La trágica verdad se devela a partir del malentendido del nombre propio: Zev lo llama Otto al falso Kurlander, quien no acaba de comprender qué está pasando. Conminado bajo amenaza de muerte a confesar su secreto ante la propia familia y a decir su nombre, éste confiesa llamarse Kunibert Sturm. Zev le dice que no mienta, que se llama Otto Wallisch. Y entonces Sturm le grita que ese es su nombre, que ambos fueron compañeros en Auschwitz, y que se tatuaron mutuamente para hacerse pasar por víctimas. Cuando le recuerda que el nombre Zev fue elegido porque significa Lobo en hebreo, Otto lo mata.

Una de las cuestiones del film es el problema entre memoria y recuerdo, la tensión entre registro de hechos pasados y la implicación del sujeto en los mismos, sea para evocarlos o para denegarlos. A lo largo del film, Egoyan nos va dando indicios de la verdad de Zev, sólo que lo suficientemente sutiles como para que los pasemos de largo: la incomodidad de Zev durante la ceremonia judía en el geriátrico, el significado de su nombre en hebreo (“lobo”), la consternación en la armería cuando buscan sus antecedentes, entre los cuales está el dato de si es un fugitivo de la justicia (“¿tengo aspecto de ser un fugitivo?” le dice al comerciante), la vehemente afirmación de que no mintió cuando el oficial neonazi lo acusa de haberlo engañado diciendo que era amigo de su padre, la sorprendente habilidad para manejar un arma de fuego en la casa del tercer Kurlander, y la ejecución al piano de una pieza de Wagner, el célebre compositor antisemita alemán. Hay en la conducta de Zev la puesta en juego de una memoria del hábito, un saber-hacer que queda en el recuerdo pero no requiere de la puesta en palabras (por ejemplo, andar en bicicleta o tocar un instrumento: uno se encuentra con que lo sabe, en un tipo de saber-hacer que no requiere pasar por la palabra, al punto de que si uno se lo pone a pensar, se obstaculiza la acción). Es este tipo de memoria encarnada la que opera como signo indicial de quien es Zev... pero para el espectador. No para Zev, es decir, para Wallich. Mientras su “cuerpo” recuerda hábitos como tocar Wagner en el piano o empuñar una Glock, esa memoria no pasa al campo significante. La memoria del hábito no lo abre a ninguna interrogación. En todo caso oficia como signos indiciales de que algo no cierra con Zev. Pero no funciona como vía hacia el recuerdo. Otto no se acuerda de sí mismo: está aferrado al sí mismo que Max le ha refrendado, y desde el lugar de víctima se dirige a vengar a “su familia”. No sabe que así sigue el guión del Otro que oficia de memoria suplementaria.

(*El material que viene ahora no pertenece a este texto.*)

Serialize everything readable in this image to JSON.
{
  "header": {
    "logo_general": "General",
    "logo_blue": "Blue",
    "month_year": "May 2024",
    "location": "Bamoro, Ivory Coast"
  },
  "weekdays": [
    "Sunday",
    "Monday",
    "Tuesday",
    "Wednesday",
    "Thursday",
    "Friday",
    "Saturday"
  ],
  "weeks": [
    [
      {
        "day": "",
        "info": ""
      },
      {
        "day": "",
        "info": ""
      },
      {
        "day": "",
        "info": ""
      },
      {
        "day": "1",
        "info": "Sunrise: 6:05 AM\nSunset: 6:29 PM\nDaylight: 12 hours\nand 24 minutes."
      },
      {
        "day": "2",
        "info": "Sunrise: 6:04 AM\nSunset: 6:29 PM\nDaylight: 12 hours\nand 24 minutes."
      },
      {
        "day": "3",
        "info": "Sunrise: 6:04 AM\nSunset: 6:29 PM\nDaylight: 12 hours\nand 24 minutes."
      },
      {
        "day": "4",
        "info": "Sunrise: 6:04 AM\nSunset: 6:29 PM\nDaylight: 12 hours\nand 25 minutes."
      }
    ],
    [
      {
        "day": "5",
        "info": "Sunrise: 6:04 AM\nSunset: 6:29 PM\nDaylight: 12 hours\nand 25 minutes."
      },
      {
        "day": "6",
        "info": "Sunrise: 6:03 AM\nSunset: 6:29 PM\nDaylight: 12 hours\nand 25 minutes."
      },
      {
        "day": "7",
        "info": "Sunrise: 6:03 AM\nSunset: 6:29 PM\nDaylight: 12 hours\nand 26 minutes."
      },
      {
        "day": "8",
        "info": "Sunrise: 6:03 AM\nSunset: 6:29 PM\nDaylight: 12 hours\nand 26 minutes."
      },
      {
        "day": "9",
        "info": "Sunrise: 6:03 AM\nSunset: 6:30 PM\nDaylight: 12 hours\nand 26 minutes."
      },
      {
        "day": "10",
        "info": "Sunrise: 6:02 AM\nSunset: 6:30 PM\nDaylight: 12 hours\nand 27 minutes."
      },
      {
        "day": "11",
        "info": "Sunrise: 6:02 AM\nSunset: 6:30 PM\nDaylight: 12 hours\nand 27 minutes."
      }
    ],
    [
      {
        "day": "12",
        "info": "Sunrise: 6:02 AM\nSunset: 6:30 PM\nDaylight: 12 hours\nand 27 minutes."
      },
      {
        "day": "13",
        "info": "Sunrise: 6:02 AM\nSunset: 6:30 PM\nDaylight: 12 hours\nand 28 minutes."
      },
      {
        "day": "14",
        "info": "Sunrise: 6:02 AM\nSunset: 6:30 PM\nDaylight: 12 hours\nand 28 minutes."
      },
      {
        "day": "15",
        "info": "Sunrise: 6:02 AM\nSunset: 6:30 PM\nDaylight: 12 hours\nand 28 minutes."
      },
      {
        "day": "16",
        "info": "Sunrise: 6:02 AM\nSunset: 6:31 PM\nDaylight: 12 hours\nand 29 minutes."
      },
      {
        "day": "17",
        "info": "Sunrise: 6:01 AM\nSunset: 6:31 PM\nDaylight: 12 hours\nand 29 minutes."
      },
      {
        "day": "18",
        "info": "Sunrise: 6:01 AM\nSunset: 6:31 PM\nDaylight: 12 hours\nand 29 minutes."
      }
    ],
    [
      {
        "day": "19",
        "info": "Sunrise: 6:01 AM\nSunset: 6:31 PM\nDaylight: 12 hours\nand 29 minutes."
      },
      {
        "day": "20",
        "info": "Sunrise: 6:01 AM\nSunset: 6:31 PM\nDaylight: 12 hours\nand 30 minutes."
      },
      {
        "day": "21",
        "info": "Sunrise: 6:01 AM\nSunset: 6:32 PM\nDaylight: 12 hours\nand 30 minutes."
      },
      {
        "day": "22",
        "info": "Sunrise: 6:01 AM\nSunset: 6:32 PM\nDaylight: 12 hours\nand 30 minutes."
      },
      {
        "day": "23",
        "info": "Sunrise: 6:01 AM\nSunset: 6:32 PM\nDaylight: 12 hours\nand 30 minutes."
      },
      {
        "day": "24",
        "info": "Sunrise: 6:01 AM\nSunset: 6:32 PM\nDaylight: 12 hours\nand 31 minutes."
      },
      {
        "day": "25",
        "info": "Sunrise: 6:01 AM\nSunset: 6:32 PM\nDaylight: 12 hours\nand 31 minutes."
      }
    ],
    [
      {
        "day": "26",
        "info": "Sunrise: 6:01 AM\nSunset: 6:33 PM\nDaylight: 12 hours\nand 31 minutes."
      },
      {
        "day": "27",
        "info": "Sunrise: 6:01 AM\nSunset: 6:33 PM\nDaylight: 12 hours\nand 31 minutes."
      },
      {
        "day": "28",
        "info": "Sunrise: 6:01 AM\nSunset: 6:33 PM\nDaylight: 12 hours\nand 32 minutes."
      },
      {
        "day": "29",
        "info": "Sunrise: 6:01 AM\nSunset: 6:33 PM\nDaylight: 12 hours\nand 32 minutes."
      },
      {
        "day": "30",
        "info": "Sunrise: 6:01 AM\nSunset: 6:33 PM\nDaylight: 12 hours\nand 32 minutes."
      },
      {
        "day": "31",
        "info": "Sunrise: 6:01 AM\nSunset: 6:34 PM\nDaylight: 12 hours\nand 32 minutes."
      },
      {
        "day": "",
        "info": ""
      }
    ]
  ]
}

Zev sólo recuerda cuando Sturm le devuelve el nombre propio y le recuerda la traducción del nombre Zev: “Dijiste que éramos lobos” le grita, justo antes del disparo. La eficacia del nombre propio y el valor sintomático que porta la elección del nombre Zev tienen un efecto interpretativo e interpelativo: Rudy Kurlander es a Kunibert Sturm como Zev es a Otto Wallisch. Y “Zev” es significante del chiste siniestro de un nazi, que al mismo tiempo oculta y revela, que semidice la verdad de que un lobo se disfrazó de cordero para andar entre corderos.

En el Seminario La ética del Psicoanálisis, Lacan afirma que “La ética consiste esencialmente (…) en un juicio sobre nuestra acción, haciendo la salvedad de que sólo tiene alcance en la medida en que la acción implicada en ella también entrañe o supuestamente entrañe un juicio, incluso implícito. La presencia del juicio de los dos lados es esencial a la estructura” (Lacan, 1992, p. 370) Lacan plantea un juicio implícito del lado del acto mismo –no hay acto que no entrañe un juicio que pone en juego una ética- y un juicio ético por el acto realizado. Esta duplicación de los juicios no necesariamente coinciden: el juicio ético implícito en el asesinato masivo de judíos puede ser luego condenado como infame por el juicio que recae sobre dicho acto. Sólo cabe hablar de ética –es decir, de un juicio sobre el acto- cuando dicho acto acarrea la posición de un sujeto que ha puesto en juego implícitamente un juicio. El acto y su juicio ético implícito son luego juzgados, es decir, son pasibles de un juicio ético. A lo que Lacan le agrega la vara de medir el acto en relación al deseo que lo habita, para saber si el sujeto quiere o no lo que desea.

Una vez que Wallisch recuerda su acto genocida junto al juicio implícito del mismo, resta el juicio ético por dicha acción, ahora que recuerda y se recuerda. Hay apenas un segundo entre el rechazo de su pasado y el súbito cambio de Zev: mira casi con vergüenza a su hijo y sólo alcanza a decirle “yo recuerdo”, antes de concluir con un tiro en la sien. Que esté identificado como víctima del holocausto, hace que su "yo recuerdo" le vuelva del Otro al modo de la torsión en una banda de Moebius: su yo es visto desde el otro que creía ser, desde la mirada de la víctima, y por eso se le vuelve monstruoso. Ese cambio de perspectiva impide que tenga la posición cínica en Sturm. Que además esté presente su hijo ante la revelación de su identidad para sí mismo y para los demás, impide cualquier salida de desresponsabilización.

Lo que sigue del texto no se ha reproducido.